II.5.5. Perte du stock versus difficulté d’accès

Il n’existe actuellement pas de consensus pour expliquer la cause de ces troubles sémantiques. Pour certains, ils résulteraient d’une perte progressive du stock de connaissances conceptuelles contenues en mémoire sémantique (Chertkow, Bub & Caplan, 1992 ; Bayles, Tomoeda & Trosset, 1990 ; Hodges, Salmon & Butters, 1992 ; Martin, 1992 ; Hodges & Patterson, 1995 ; Hodges, Patterson, Graham & Dawson, 1996). Pour d’autres, les troubles de la mémoire sémantique refléteraient un problème d’accès à ces connaissances parfois relié à un déficit attentionnel (Balota & Duchek, 1991 ; Ober & Shenaut, 1988 ; Ober, Shenaut, Jagust & Stillman, 1991 ; West, 1999).

Pour argumenter ces hypothèses, les premiers s’appuient sur la constance des erreurs à travers les tâches. Les travaux de Chertkow, Bub et Seidenberg (1989) montrent par exemple qu’il existe une corrélation forte entre les performances des patients dans les tâches de dénomination et d’appariement et que les erreurs entre ces deux tâches concernent à 83 % les mêmes objets. A l’opposé, les auteurs défendant un accès difficile au stock s’appuient sur le fait qu’une modalité particulière peut permettre la récupération d’informations qui pourtant ne semblaient plus récupérables par une autre modalité.

Il est en fait très difficile de trancher entre ces deux hypothèses d’autant plus que face à certains faits, ces deux conceptions aboutissent à des conclusions divergentes. Le cas de l’hyperamorçage relevé de façon quasi-consensuelle chez les patients DTA (Nebes, Martin & Horn, 1984 ; Nebes, Brady & Huff, 1989 ; Albert & Milberg, 1989 ; Balota & Duchek, 1991 ; Hartman, 1991 ; Ober et al. 1991 ; Chertkow et al. 1994 ; Margolin, Pate & Friedrich, 1996 ; Giffard et al., 2001 ; Giffard et al., 2002) illustre particulièrement cet aspect.

Pour les partisans de la dégradation du réseau sémantique, l’hyperamorçage s’explique par le fait que l’amorce proposée correspond à une représentation très vague qui activerait alors un grand nombre de formes lexicales (Martin, 1992). L’observation de Chertkow et al. (1994), qui montre que ce sont les items les plus dégradés sémantiquement qui donnent lieu à de meilleurs amorçages, semble s’accorder avec cette hypothèse. Cependant, il paraît assez difficile de concevoir qu’une connaissance qui est dégradée puisse produire un quelconque amorçage. Pour les auteurs défendant une difficulté d’accès à l’information sémantique, la présence conjointe de capacités préservées dans les épreuves d’amorçage et de performances déficitaires dans d’autres types d’épreuves (dénomination par exemple) témoignent de déficits attentionnels, susceptibles d’avoir des impacts différents dans ces types de tâches.

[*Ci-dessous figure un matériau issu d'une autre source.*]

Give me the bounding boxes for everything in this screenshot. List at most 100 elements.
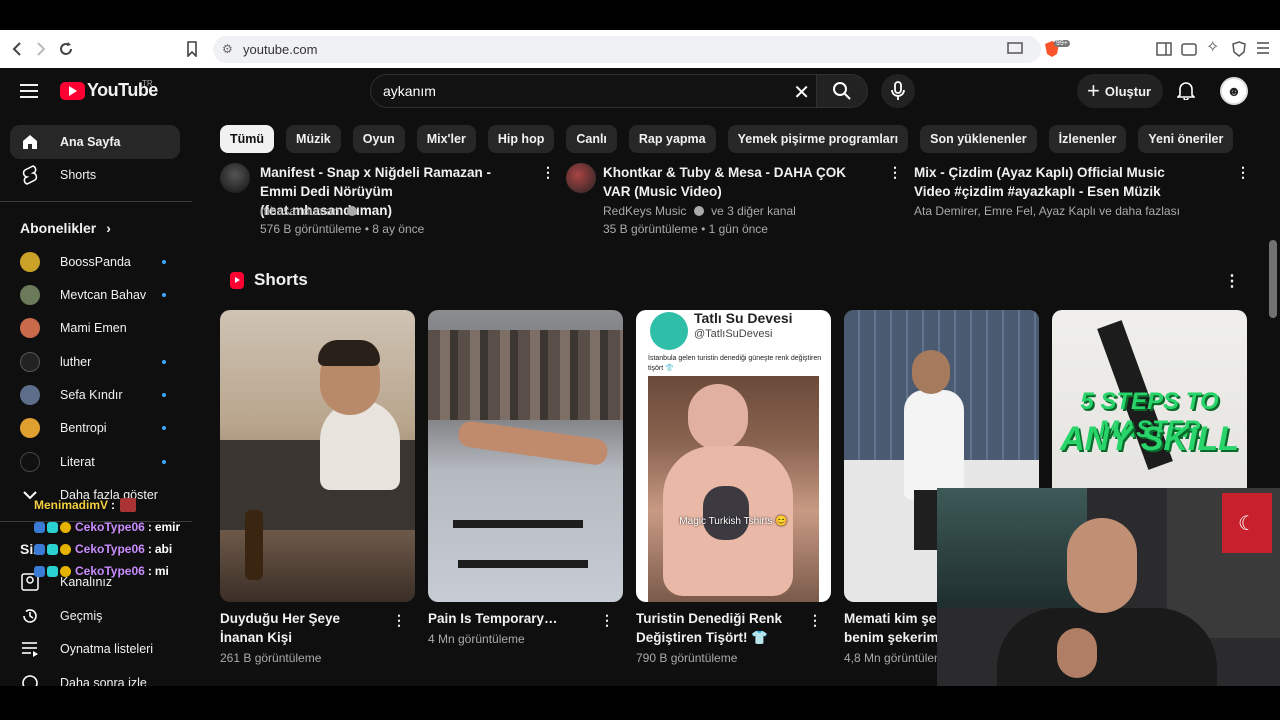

Nous pensons que les expériences de vérifications de propriétés que nous avons élaborées sont susceptibles d’apporter des éléments de réponse à cette question de détérioration versus difficultés d’accès aux connaissances sémantiques. Nous pensons en effet que l’analyse conjointe des temps de réponse (qui étaient très peu, voire jamais, pris en compte dans les études précédemment citées) et des taux d’erreurs peut éclairer ce débat. La présence simultanée d’une augmentation significative des temps de réponse entre les populations DTA et contrôles, et d’un taux d’erreurs équivalent pour ces deux groupes traduirait une recherche plus difficile des informations en mémoire mais permettant toutefois la récupération correcte des informations. De plus, l’analyse plus précise des temps de réponses divergents par rapport à la moyenne (temps déviants) selon qu’ils sont liés à une réponse correcte ou erronée pourra également apporter des éléments de réponse. Enfin, il est tout à fait possible que ces deux hypothèses s’avèrent correctes au cours de la DTA : l’accès serait d’abord plus difficile puis les connaissances seraient détruites. Le suivi longitudinal effectué sur les groupes de patients permettra de répondre à cette question.